Then it seemed to her that she heard some giant body threshing around near her; she heard a stifled scream and incoherent mutterings. The thing was so close, the thumping and threshing so real, that she started and sat up in bed, staring wildly around.
She saw on the floor near her two men. One had his hands buried in the other’s throat, and the face of the latter was black and horribly bloated.
This scene, Peggy felt, was real, and again she tried to scream.
The effort was successful, though the sound was not loud. One of the men turned, and she knew him.
“Ben,” she said in an awed, scared voice, “what in God’s name are you doing?”
“Killin’ a snake!” he returned sullenly.
“Dale?” she inquired wildly. Her hands were clasped, the fingers working, twisting and untwisting.
“Maison,” he told her, his face dark with passion.
“Because of me! O, Ben! Maison has done nothing to me. It was Dale, Ben—Dale came to our place and attacked me. I felt him carrying me—taking me somewhere. This—this place——”
“Is Maison’s rooms,” Ben told her. In his eyes was a new passion; he knelt beside the bed and stroked the girl’s hair.
“Dale, you said—Dale. Dale hurt you?

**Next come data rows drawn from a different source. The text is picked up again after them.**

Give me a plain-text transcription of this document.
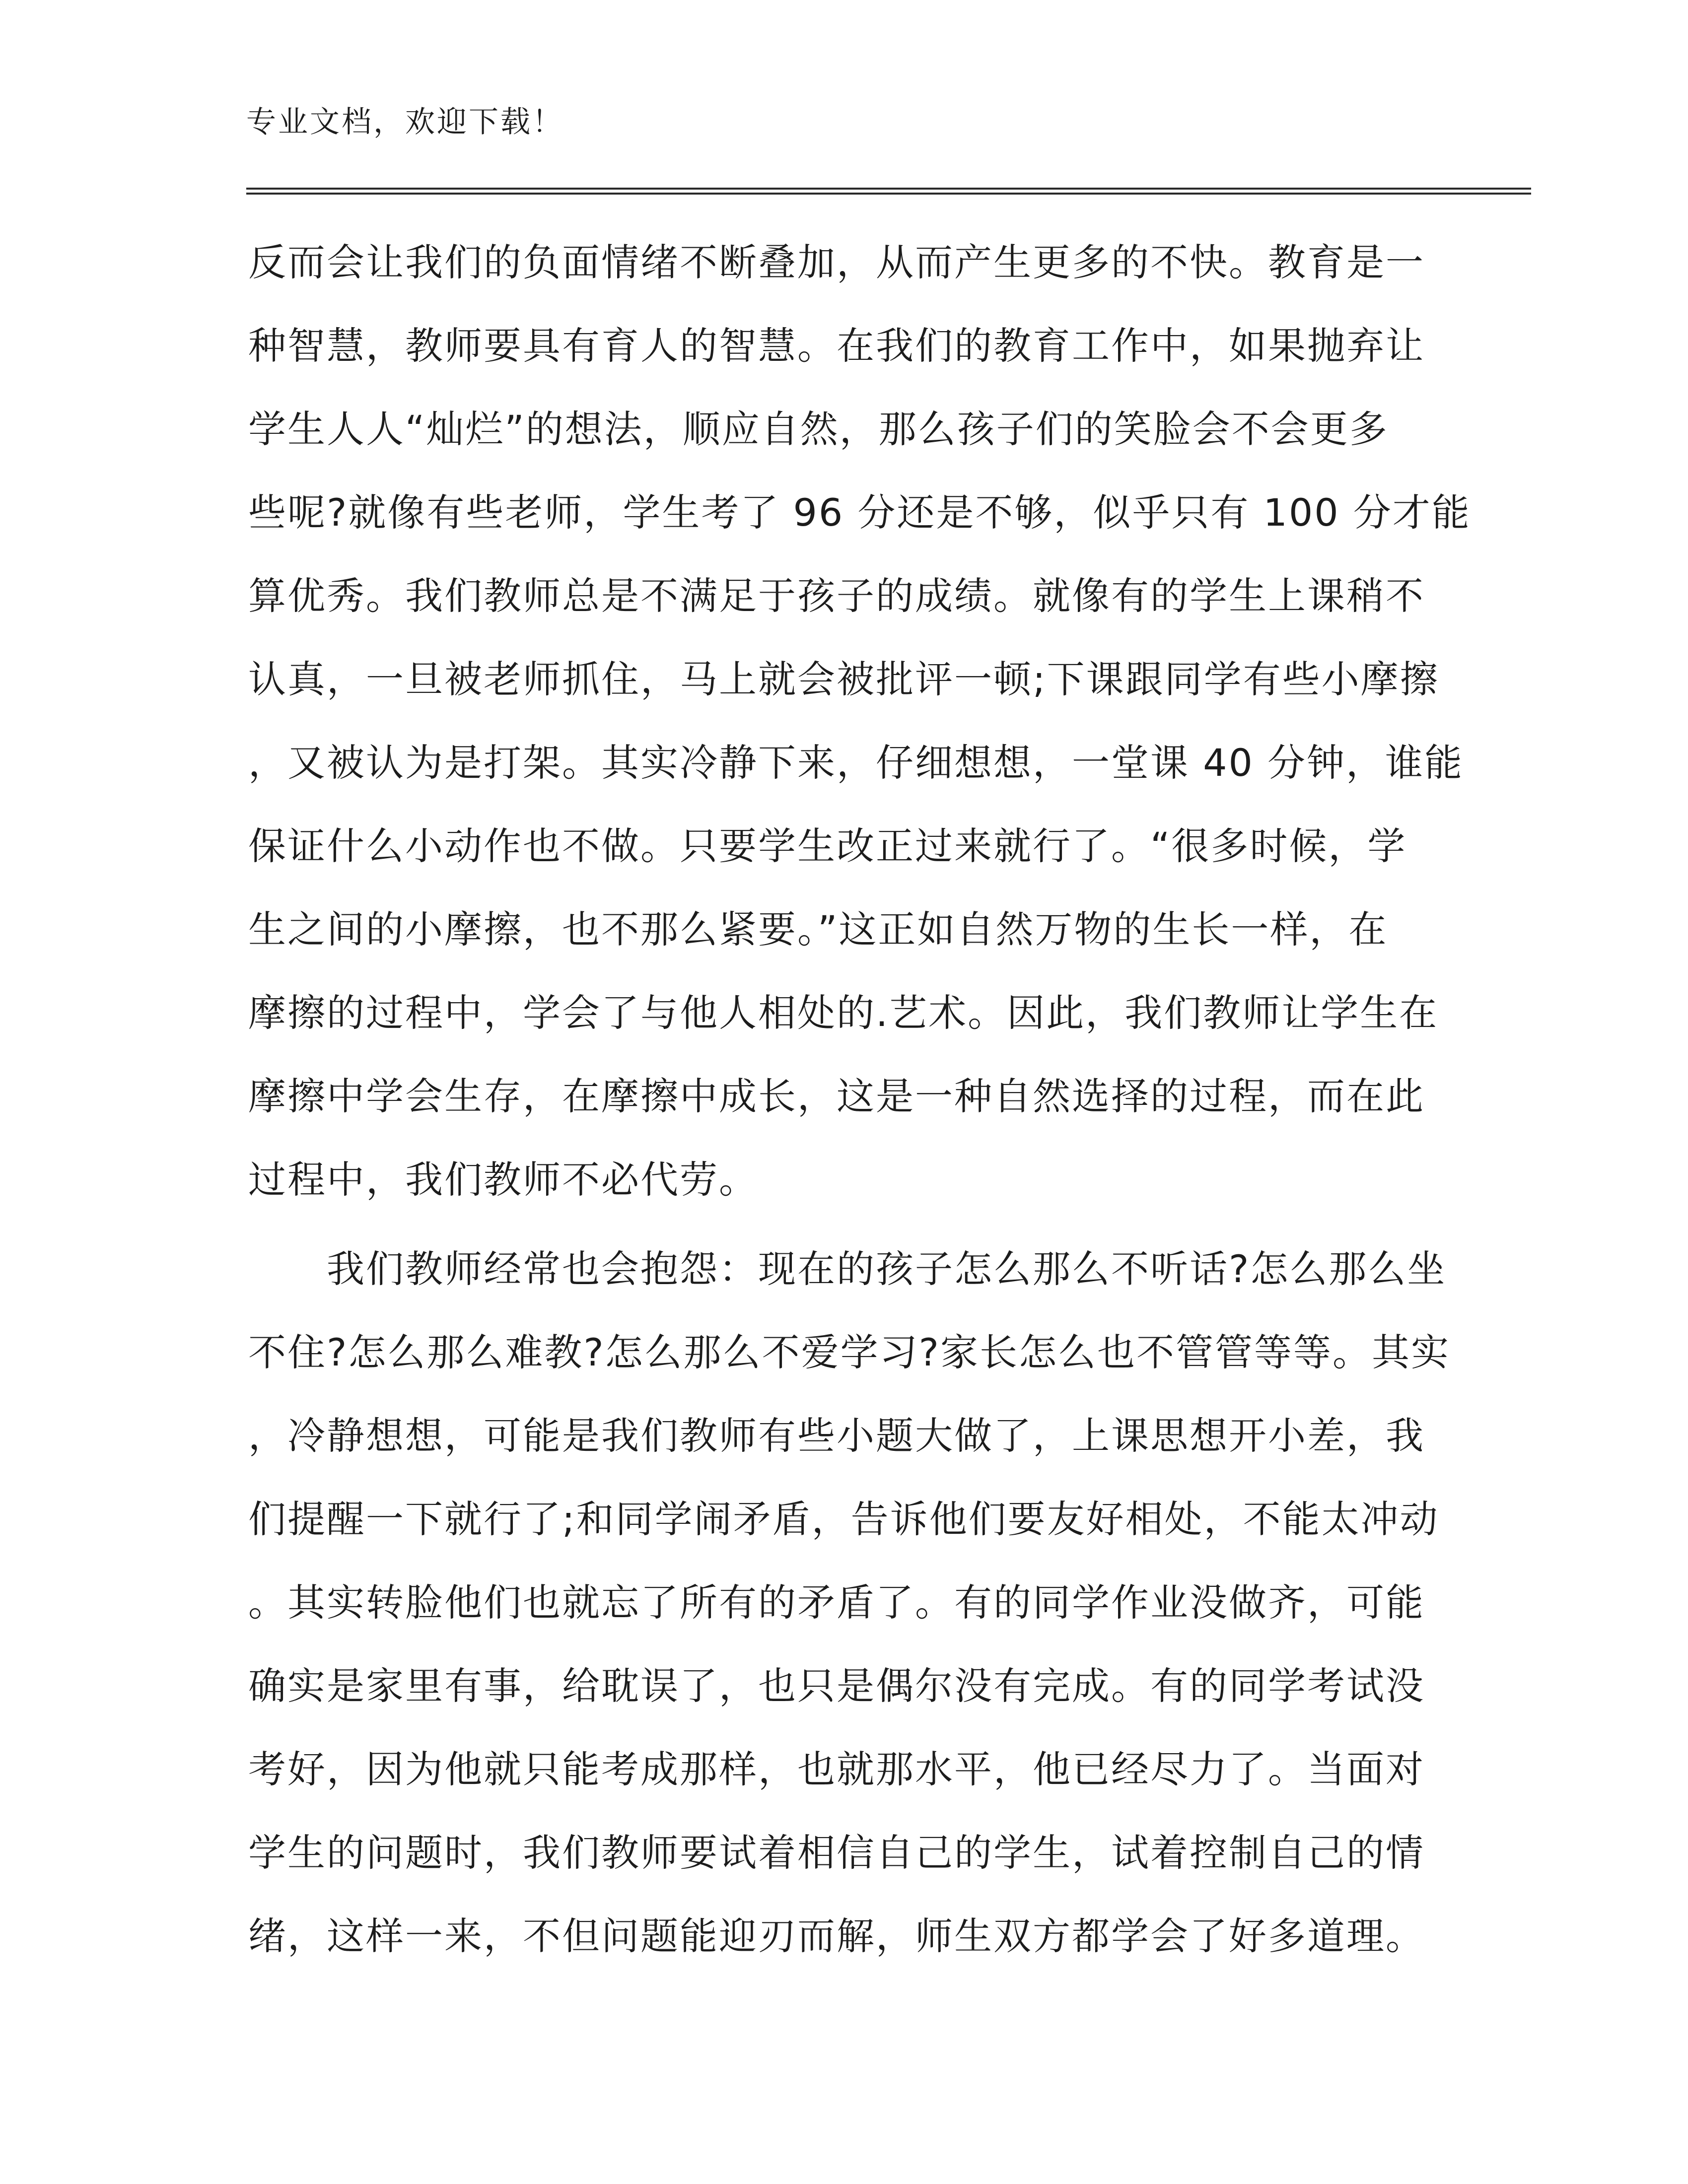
专业文档，欢迎下载！
反而会让我们的负面情绪不断叠加，从而产生更多的不快。教育是一
种智慧，教师要具有育人的智慧。在我们的教育工作中，如果抛弃让
学生人人“灿烂”的想法，顺应自然，那么孩子们的笑脸会不会更多
些呢?就像有些老师，学生考了 96 分还是不够，似乎只有 100 分才能
算优秀。我们教师总是不满足于孩子的成绩。就像有的学生上课稍不
认真，一旦被老师抓住，马上就会被批评一顿;下课跟同学有些小摩擦
，又被认为是打架。其实冷静下来，仔细想想，一堂课 40 分钟，谁能
保证什么小动作也不做。只要学生改正过来就行了。“很多时候，学
生之间的小摩擦，也不那么紧要。”这正如自然万物的生长一样，在
摩擦的过程中，学会了与他人相处的.艺术。因此，我们教师让学生在
摩擦中学会生存，在摩擦中成长，这是一种自然选择的过程，而在此
过程中，我们教师不必代劳。
　　我们教师经常也会抱怨：现在的孩子怎么那么不听话?怎么那么坐
不住?怎么那么难教?怎么那么不爱学习?家长怎么也不管管等等。其实
，冷静想想，可能是我们教师有些小题大做了，上课思想开小差，我
们提醒一下就行了;和同学闹矛盾，告诉他们要友好相处，不能太冲动
。其实转脸他们也就忘了所有的矛盾了。有的同学作业没做齐，可能
确实是家里有事，给耽误了，也只是偶尔没有完成。有的同学考试没
考好，因为他就只能考成那样，也就那水平，他已经尽力了。当面对
学生的问题时，我们教师要试着相信自己的学生，试着控制自己的情
绪，这样一来，不但问题能迎刃而解，师生双方都学会了好多道理。
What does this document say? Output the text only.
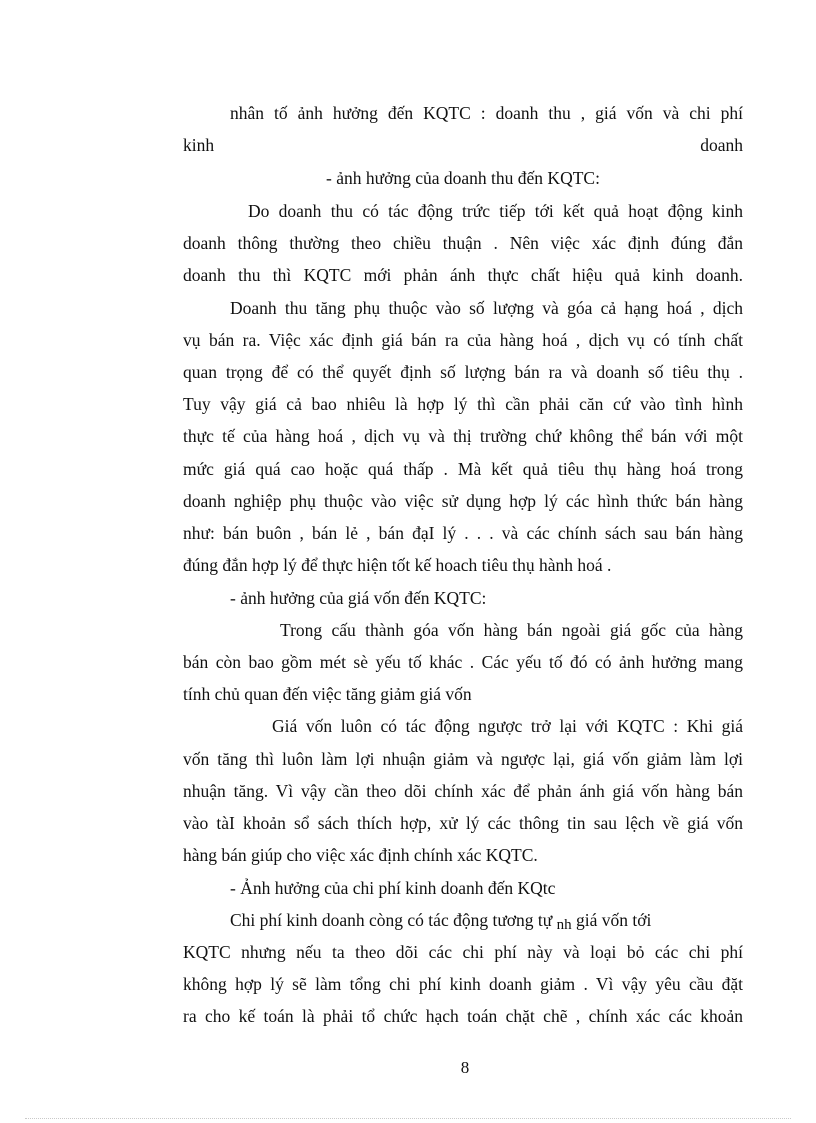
nhân tố ảnh hưởng đến KQTC : doanh thu , giá vốn và chi phí
kinh	doanh
- ảnh hưởng của doanh thu đến KQTC:
Do doanh thu có tác động trức tiếp tới kết quả hoạt động kinh
doanh thông thường theo chiều thuận . Nên việc xác định đúng đắn
doanh thu thì KQTC mới phản ánh thực chất hiệu quả kinh doanh.
Doanh thu tăng phụ thuộc vào số lượng và góa cả hạng hoá , dịch
vụ bán ra. Việc xác định giá bán ra của hàng hoá , dịch vụ có tính chất
quan trọng để có thể quyết định số lượng bán ra và doanh số tiêu thụ .
Tuy vậy giá cả bao nhiêu là hợp lý thì cần phải căn cứ vào tình hình
thực tế của hàng hoá , dịch vụ và thị trường chứ không thể bán với một
mức giá quá cao hoặc quá thấp . Mà kết quả tiêu thụ hàng hoá trong
doanh nghiệp phụ thuộc vào việc sử dụng hợp lý các hình thức bán hàng
như: bán buôn , bán lẻ , bán đạI lý . . . và các chính sách sau bán hàng
đúng đắn hợp lý để thực hiện tốt kế hoach tiêu thụ hành hoá .
- ảnh hưởng của giá vốn đến KQTC:
Trong cấu thành góa vốn hàng bán ngoài giá gốc của hàng
bán còn bao gồm mét sè yếu tố khác . Các yếu tố đó có ảnh hưởng mang
tính chủ quan đến việc tăng giảm giá vốn
Giá vốn luôn có tác động ngược trở lại với KQTC : Khi giá
vốn tăng thì luôn làm lợi nhuận giảm và ngược lại, giá vốn giảm làm lợi
nhuận tăng. Vì vậy cần theo dõi chính xác để phản ánh giá vốn hàng bán
vào tàI khoản sổ sách thích hợp, xử lý các thông tin sau lệch về giá vốn
hàng bán giúp cho việc xác định chính xác KQTC.
- Ảnh hưởng của chi phí kinh doanh đến KQtc
Chi phí kinh doanh còng có tác động tương tự nh giá vốn tới
KQTC nhưng nếu ta theo dõi các chi phí này và loại bỏ các chi phí
không hợp lý sẽ làm tổng chi phí kinh doanh giảm . Vì vậy yêu cầu đặt
ra cho kế toán là phải tổ chức hạch toán chặt chẽ , chính xác các khoản
8
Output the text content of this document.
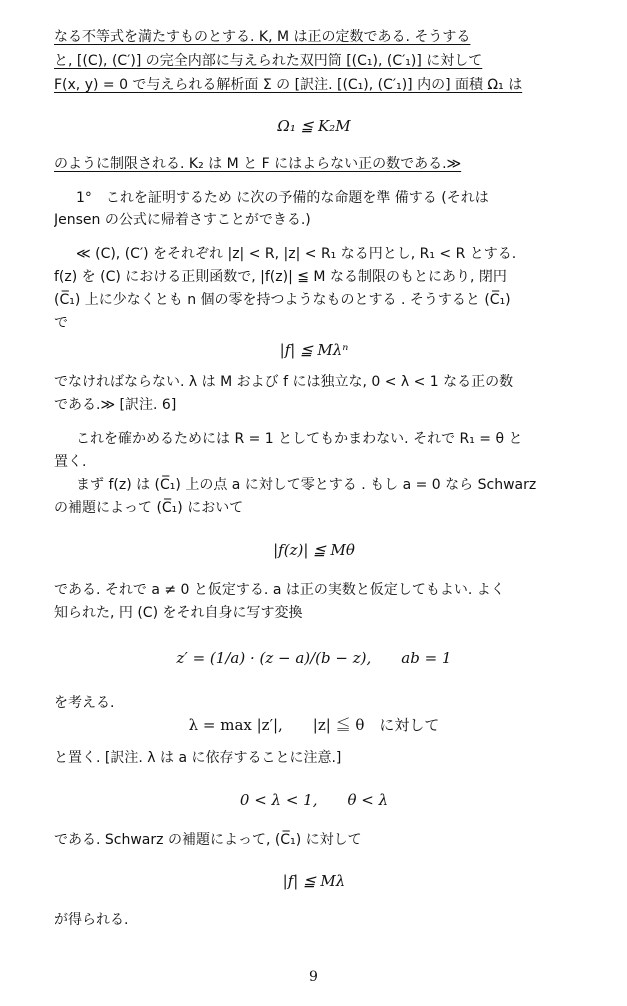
なる不等式を満たすものとする. K, M は正の定数である. そうする
と, [(C), (C′)] の完全内部に与えられた双円筒 [(C₁), (C′₁)] に対して
F(x, y) = 0 で与えられる解析面 Σ の [訳注. [(C₁), (C′₁)] 内の] 面積 Ω₁ は
Ω₁ ≦ K₂M
のように制限される. K₂ は M と F にはよらない正の数である.≫
1°　これを証明するため に次の予備的な命題を準 備する (それは
Jensen の公式に帰着さすことができる.)
≪ (C), (C′) をそれぞれ |z| < R, |z| < R₁ なる円とし, R₁ < R とする.
f(z) を (C) における正則函数で, |f(z)| ≦ M なる制限のもとにあり, 閉円
(C̅₁) 上に少なくとも n 個の零を持つようなものとする . そうすると (C̅₁)
で
|f| ≦ Mλⁿ
でなければならない. λ は M および f には独立な, 0 < λ < 1 なる正の数
である.≫ [訳注. 6]
これを確かめるためには R = 1 としてもかまわない. それで R₁ = θ と
置く.
まず f(z) は (C̅₁) 上の点 a に対して零とする . もし a = 0 なら Schwarz
の補題によって (C̅₁) において
|f(z)| ≦ Mθ
である. それで a ≠ 0 と仮定する. a は正の実数と仮定してもよい. よく
知られた, 円 (C) をそれ自身に写す変換
z′ = (1/a) · (z − a)/(b − z),　　ab = 1
を考える.
λ = max |z′|,　　|z| ≦ θ　に対して
と置く. [訳注. λ は a に依存することに注意.]
0 < λ < 1,　　θ < λ
である. Schwarz の補題によって, (C̅₁) に対して
|f| ≦ Mλ
が得られる.
9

How?”
She told him, and he got up, a cold smile on his face.
“You feel better now, eh? You can be alone for a few minutes? I’ll send someone to you.”
He paid no attention to her objections, to her plea that she was afraid to be alone. He grinned at her, the grin that had been on his face when he had shot Dal Colton, and backed away from her until he reached the stairs.
Outside he mounted his horse and visited several saloons. There was no sign of Dale. In the City Hotel he came upon a man who told him that earlier in the day Dale had organized a posse and had gone to the Double A to arrest Sanderson. This man was not a friend of Dale’s, and one of the posse had told him of Dale’s plan.
Nyland mounted his horse again and headed it for the neck of the basin. In his heart was the same lust that had been there while he had been riding toward Okar.
And in his soul was a rage that had not been sated by the death of the banker who, a few minutes before Nyland’s arrival, had been so smugly reviewing the pleasurable incidents of his life.
CHAPTER XXX
THE LAW TAKES A HAND
Barney Owen was tying the knot of the rope more securely when he heard the bolt on the pantry door shoot back. He wheeled swiftly, to see Mary Bransford emerging from the pantry, her hands covering her face in a vain endeavor to shut from sight the grisly horror she had confronted when she had reached her feet after recovering consciousness.
Evidently she had no knowledge of what had occurred, for when at a sound Owen made and she uncovered her eyes, she saw Owen and instantly fainted.